Также боярин Салтыков написал, что бывал он в Глухове и виделся с гетманом, да только во время пьянки, много чего интересного рассказывал Скоропадский о том, что в тех краях творится, «всякими способами внушает злобу на тех, которые хотя мало к нам склонны».
– Интересно получается: грамоту-то отец подписал, а гетман, выходит, свои собственные игры закулисные вести надумал? А тут еще и это… Вот, блин, и приехал на родину, любимую и желанную! Да у меня в Испании меньше проблем было! А тут только к первому городу подъехал, и уже нате и решайте, ваше высочество, – тихонечко бурчу себе под нос, листая страницы письма, коих насчиталось больше десятка штук.

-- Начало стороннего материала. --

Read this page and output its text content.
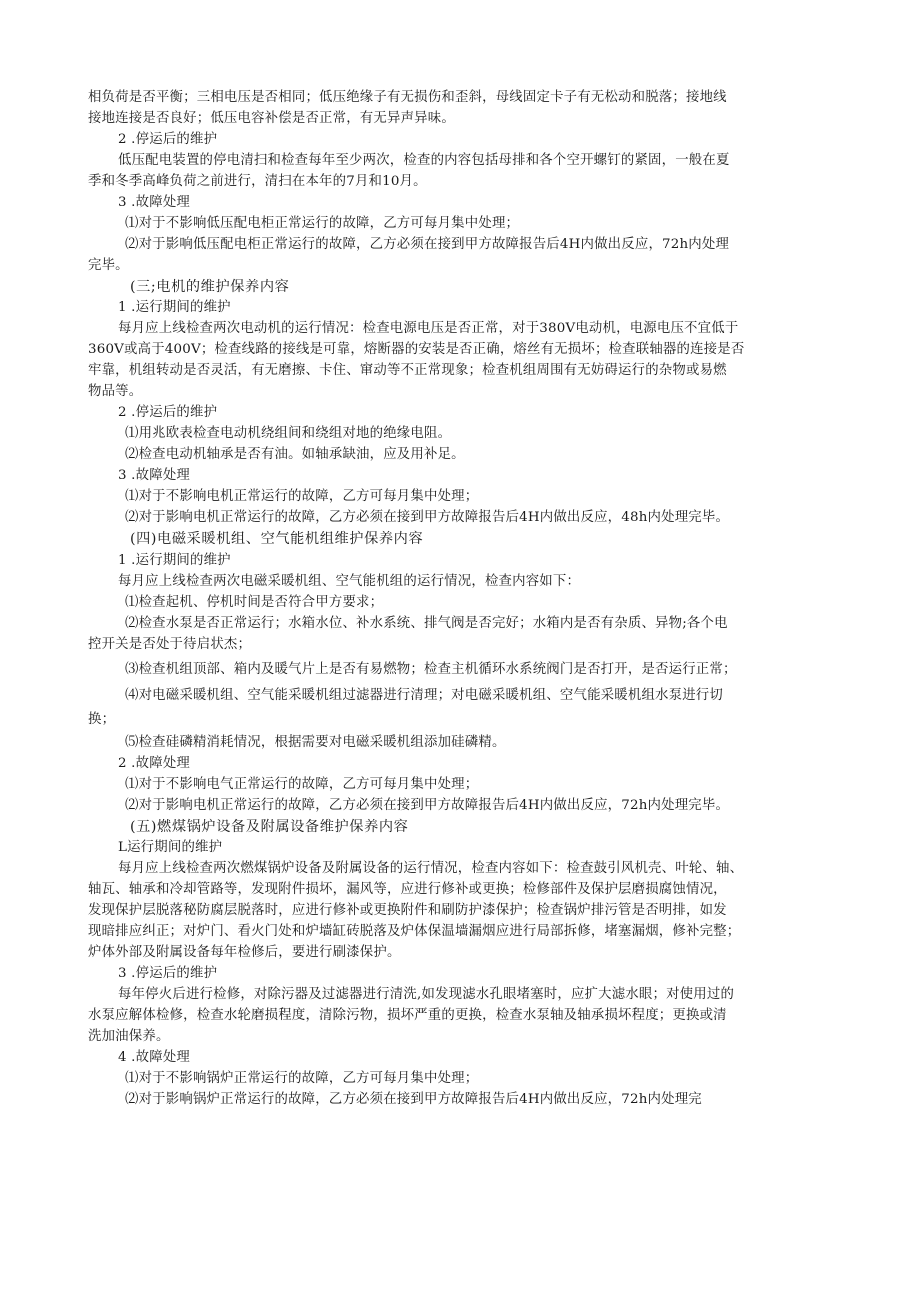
相负荷是否平衡；三相电压是否相同；低压绝缘子有无损伤和歪斜，母线固定卡子有无松动和脱落；接地线
接地连接是否良好；低压电容补偿是否正常，有无异声异味。
2 .停运后的维护
低压配电装置的停电清扫和检查每年至少两次，检查的内容包括母排和各个空开螺钉的紧固，一般在夏
季和冬季高峰负荷之前进行，清扫在本年的7月和10月。
3 .故障处理
⑴对于不影响低压配电柜正常运行的故障，乙方可每月集中处理；
⑵对于影响低压配电柜正常运行的故障，乙方必须在接到甲方故障报告后4H内做出反应，72h内处理
完毕。
(三;电机的维护保养内容
1 .运行期间的维护
每月应上线检查两次电动机的运行情况：检查电源电压是否正常，对于380V电动机，电源电压不宜低于
360V或高于400V；检查线路的接线是可靠，熔断器的安装是否正确，熔丝有无损坏；检查联轴器的连接是否
牢靠，机组转动是否灵活，有无磨擦、卡住、窜动等不正常现象；检查机组周围有无妨碍运行的杂物或易燃
物品等。
2 .停运后的维护
⑴用兆欧表检查电动机绕组间和绕组对地的绝缘电阻。
⑵检查电动机轴承是否有油。如轴承缺油，应及用补足。
3 .故障处理
⑴对于不影响电机正常运行的故障，乙方可每月集中处理；
⑵对于影响电机正常运行的故障，乙方必须在接到甲方故障报告后4H内做出反应，48h内处理完毕。
(四)电磁采暖机组、空气能机组维护保养内容
1 .运行期间的维护
每月应上线检查两次电磁采暖机组、空气能机组的运行情况，检查内容如下：
⑴检查起机、停机时间是否符合甲方要求；
⑵检查水泵是否正常运行；水箱水位、补水系统、排气阀是否完好；水箱内是否有杂质、异物;各个电
控开关是否处于待启状杰；
⑶检查机组顶部、箱内及暖气片上是否有易燃物；检查主机循环水系统阀门是否打开，是否运行正常；
⑷对电磁采暖机组、空气能采暖机组过滤器进行清理；对电磁采暖机组、空气能采暖机组水泵进行切
换；
⑸检查硅磷精消耗情况，根据需要对电磁采暖机组添加硅磷精。
2 .故障处理
⑴对于不影响电气正常运行的故障，乙方可每月集中处理；
⑵对于影响电机正常运行的故障，乙方必须在接到甲方故障报告后4H内做出反应，72h内处理完毕。
(五)燃煤锅炉设备及附属设备维护保养内容
L运行期间的维护
每月应上线检查两次燃煤锅炉设备及附属设备的运行情况，检查内容如下：检查鼓引风机壳、叶轮、轴、
轴瓦、轴承和冷却管路等，发现附件损坏，漏风等，应进行修补或更换；检修部件及保护层磨损腐蚀情况，
发现保护层脱落秘防腐层脱落时，应进行修补或更换附件和刷防护漆保护；检查锅炉排污管是否明排，如发
现暗排应纠正；对炉门、看火门处和炉墙缸砖脱落及炉体保温墙漏烟应进行局部拆修，堵塞漏烟，修补完整；
炉体外部及附属设备每年检修后，要进行刷漆保护。
3 .停运后的维护
每年停火后进行检修，对除污器及过滤器进行清洗,如发现滤水孔眼堵塞时，应扩大滤水眼；对使用过的
水泵应解体检修，检查水轮磨损程度，清除污物，损坏严重的更换，检查水泵轴及轴承损坏程度；更换或清
洗加油保养。
4 .故障处理
⑴对于不影响锅炉正常运行的故障，乙方可每月集中处理；
⑵对于影响锅炉正常运行的故障，乙方必须在接到甲方故障报告后4H内做出反应，72h内处理完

…Слышал я, ваше высочество, что гетман сей хочет просить у государя-батюшки, чтоб он ему дал Умань. Вполне возможно, что он напишет, будто бы Умань – местечко малое, но на самом деле это место большое и соседнее со степью. В самом городе с уездом будет тысяч десять людей. По моему мнению, ему Умани давать не следует, пусть живет со всеми своими делами у нас в середине, а не в порубежных местах: и под присмотром, и киевский губернатор с воеводой приструнить в случае чего смогут.
Умань на границе степи, нагайским татарам, кочующим по ту сторону Днестра, и запорожцам пристанище. Беспрестанно татары из Очакова приезжают туда покупать скотину, а уманцы к ним в Очаков ездят, возят лубья, доски и уголья. Гетман Скоропадский, думаю, будет писать жалобы на Палея, но пускай государь наш не слушает его, гетману хочется выжить Палея из порубежных городов и на его место послать кого-нибудь из своей своры. Знаю и то, что если еще не писал, то будет писать к царю-батюшке жалобу на чигиринского полковника Галагана и на Бреславского: хочется ему, чтоб их не было рядом с ним, потому что они с другими к России склоняются и братьев-славян своих к этому же примучают.